Reputation: 509
I am trying to extract only text part into a new column from a string data in rows of a column in pandas dataframe.
When I tried something like this:
import pandas as pd
import re
df = pd.DataFrame({"Id": [1,2] , "Text" : ["This is 20/06/2019; 00:13:45; Time stamp", "This is another 23/04/2019 11:23:35 Time stamp"]})
print(df)
I got a dataframe as below:
Id Text
0 1 This is 20/06/2019; 00:13:45; Time stamp
1 2 This is another 23/04/2019 11:23:35 Time stamp
This is fine.
And then I tried to extract the only text data from the string in each row of column:
df['Text2']= re.findall(r'\w+', df['Text'])
This is where I got the error:
TypeError Traceback (most recent call last)
<ipython-input-5-b04317009801> in <module>
----> 1 df['Text2']= re.findall(r'\w+', df['Text'])
2
3 print(df)
C:\Anaconda3\lib\re.py in findall(pattern, string, flags)
221
222 Empty matches are included in the result."""
--> 223 return _compile(pattern, flags).findall(string)
224
225 def finditer(pattern, string, flags=0):
TypeError: expected string or bytes-like object
Whereas I was expecting something like this:
Id Text
0 1 This is Time stamp
1 2 This is another Time stamp
What wrong have I done, here?
Upvotes: 2
Views: 418
Reputation: 627129
I suggest using
df['Text2'] = df['Text'].str.findall(r'[^\W\d_]{3,}').str.join(' ')
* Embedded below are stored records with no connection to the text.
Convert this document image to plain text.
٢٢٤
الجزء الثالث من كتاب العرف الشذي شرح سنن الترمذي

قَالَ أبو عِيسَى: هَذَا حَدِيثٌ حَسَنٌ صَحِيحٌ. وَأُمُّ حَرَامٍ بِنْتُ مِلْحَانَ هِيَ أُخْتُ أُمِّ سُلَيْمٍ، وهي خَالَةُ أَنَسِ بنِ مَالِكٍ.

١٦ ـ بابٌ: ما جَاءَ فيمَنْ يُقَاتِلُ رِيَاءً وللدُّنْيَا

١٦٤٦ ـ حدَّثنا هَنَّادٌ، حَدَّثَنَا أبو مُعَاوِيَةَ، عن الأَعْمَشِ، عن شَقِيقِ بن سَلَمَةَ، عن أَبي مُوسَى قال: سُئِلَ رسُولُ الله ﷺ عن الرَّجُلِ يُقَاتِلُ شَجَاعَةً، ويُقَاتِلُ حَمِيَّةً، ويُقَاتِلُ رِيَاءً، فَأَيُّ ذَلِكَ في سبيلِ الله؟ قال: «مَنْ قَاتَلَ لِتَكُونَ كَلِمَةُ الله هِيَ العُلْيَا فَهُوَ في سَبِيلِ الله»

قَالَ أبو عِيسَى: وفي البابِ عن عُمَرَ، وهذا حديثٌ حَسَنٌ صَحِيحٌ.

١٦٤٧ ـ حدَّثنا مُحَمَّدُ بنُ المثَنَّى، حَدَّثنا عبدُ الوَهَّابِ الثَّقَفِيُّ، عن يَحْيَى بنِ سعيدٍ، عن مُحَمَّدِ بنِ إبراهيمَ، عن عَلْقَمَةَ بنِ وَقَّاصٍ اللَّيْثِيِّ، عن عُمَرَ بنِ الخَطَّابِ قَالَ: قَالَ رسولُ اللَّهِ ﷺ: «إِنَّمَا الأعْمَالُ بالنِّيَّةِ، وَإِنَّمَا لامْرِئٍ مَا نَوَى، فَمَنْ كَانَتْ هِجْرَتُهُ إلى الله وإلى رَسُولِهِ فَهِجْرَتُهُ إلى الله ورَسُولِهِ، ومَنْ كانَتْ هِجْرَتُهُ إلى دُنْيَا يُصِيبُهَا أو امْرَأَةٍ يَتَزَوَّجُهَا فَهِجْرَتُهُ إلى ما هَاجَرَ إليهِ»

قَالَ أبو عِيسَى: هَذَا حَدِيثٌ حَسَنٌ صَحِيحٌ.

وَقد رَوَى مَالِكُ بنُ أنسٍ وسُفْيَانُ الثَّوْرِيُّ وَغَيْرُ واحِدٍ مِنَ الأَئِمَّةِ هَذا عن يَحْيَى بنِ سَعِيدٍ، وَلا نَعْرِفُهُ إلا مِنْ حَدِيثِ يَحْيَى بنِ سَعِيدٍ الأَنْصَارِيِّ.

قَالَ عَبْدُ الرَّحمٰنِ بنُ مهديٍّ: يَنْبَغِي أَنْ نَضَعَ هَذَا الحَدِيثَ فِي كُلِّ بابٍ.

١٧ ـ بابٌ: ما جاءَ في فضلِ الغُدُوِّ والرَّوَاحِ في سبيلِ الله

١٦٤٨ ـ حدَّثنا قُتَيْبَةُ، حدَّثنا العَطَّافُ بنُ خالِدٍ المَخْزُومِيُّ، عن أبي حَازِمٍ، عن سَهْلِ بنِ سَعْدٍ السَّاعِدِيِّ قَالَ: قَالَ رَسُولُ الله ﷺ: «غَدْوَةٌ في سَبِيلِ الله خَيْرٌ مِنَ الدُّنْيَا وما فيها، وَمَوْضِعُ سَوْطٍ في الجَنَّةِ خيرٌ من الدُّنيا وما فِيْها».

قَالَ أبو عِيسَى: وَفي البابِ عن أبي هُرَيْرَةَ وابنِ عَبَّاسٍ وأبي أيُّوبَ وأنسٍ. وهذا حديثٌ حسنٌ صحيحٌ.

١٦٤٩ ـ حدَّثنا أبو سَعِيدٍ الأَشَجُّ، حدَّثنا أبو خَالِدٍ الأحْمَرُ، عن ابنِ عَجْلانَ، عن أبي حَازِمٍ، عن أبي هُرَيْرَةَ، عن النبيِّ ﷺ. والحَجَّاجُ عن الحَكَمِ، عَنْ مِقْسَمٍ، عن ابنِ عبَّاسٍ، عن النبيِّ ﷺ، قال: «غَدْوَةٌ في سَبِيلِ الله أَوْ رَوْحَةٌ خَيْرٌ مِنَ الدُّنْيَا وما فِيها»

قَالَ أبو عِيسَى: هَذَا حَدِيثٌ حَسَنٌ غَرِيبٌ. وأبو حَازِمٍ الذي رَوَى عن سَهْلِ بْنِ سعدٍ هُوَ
Or, to match only whole words (i.e. only those not "glued" to numbers or underscores):
df['Text2'] = df['Text'].str.findall(r'\b[^\W\d_]{3,}\b').str.join(' ')
The [^\W\d_]{3,}
pattern will match 3 or more any Unicode letter chunks from the content you have in Text
column.
The .str.findall
will find all overlapping matches in the input string and output a list of these matches.
The .str.join(' ')
will convert the list of values to a single space-separated string.
Upvotes: 2
Reputation: 863281
Use Series.str.findall
with Series.str.join
with regex for get text in length 3 or more characters:
df['Text2']= df['Text'].str.findall(r'[A-Za-z]{3,}').str.join(' ')
print(df)
Id Text Text2
0 1 This is 20/06/2019; 00:13:45; Time stamp This Time stamp
1 2 This is another 23/04/2019 11:23:35 Time stamp This another Time stamp
Upvotes: 2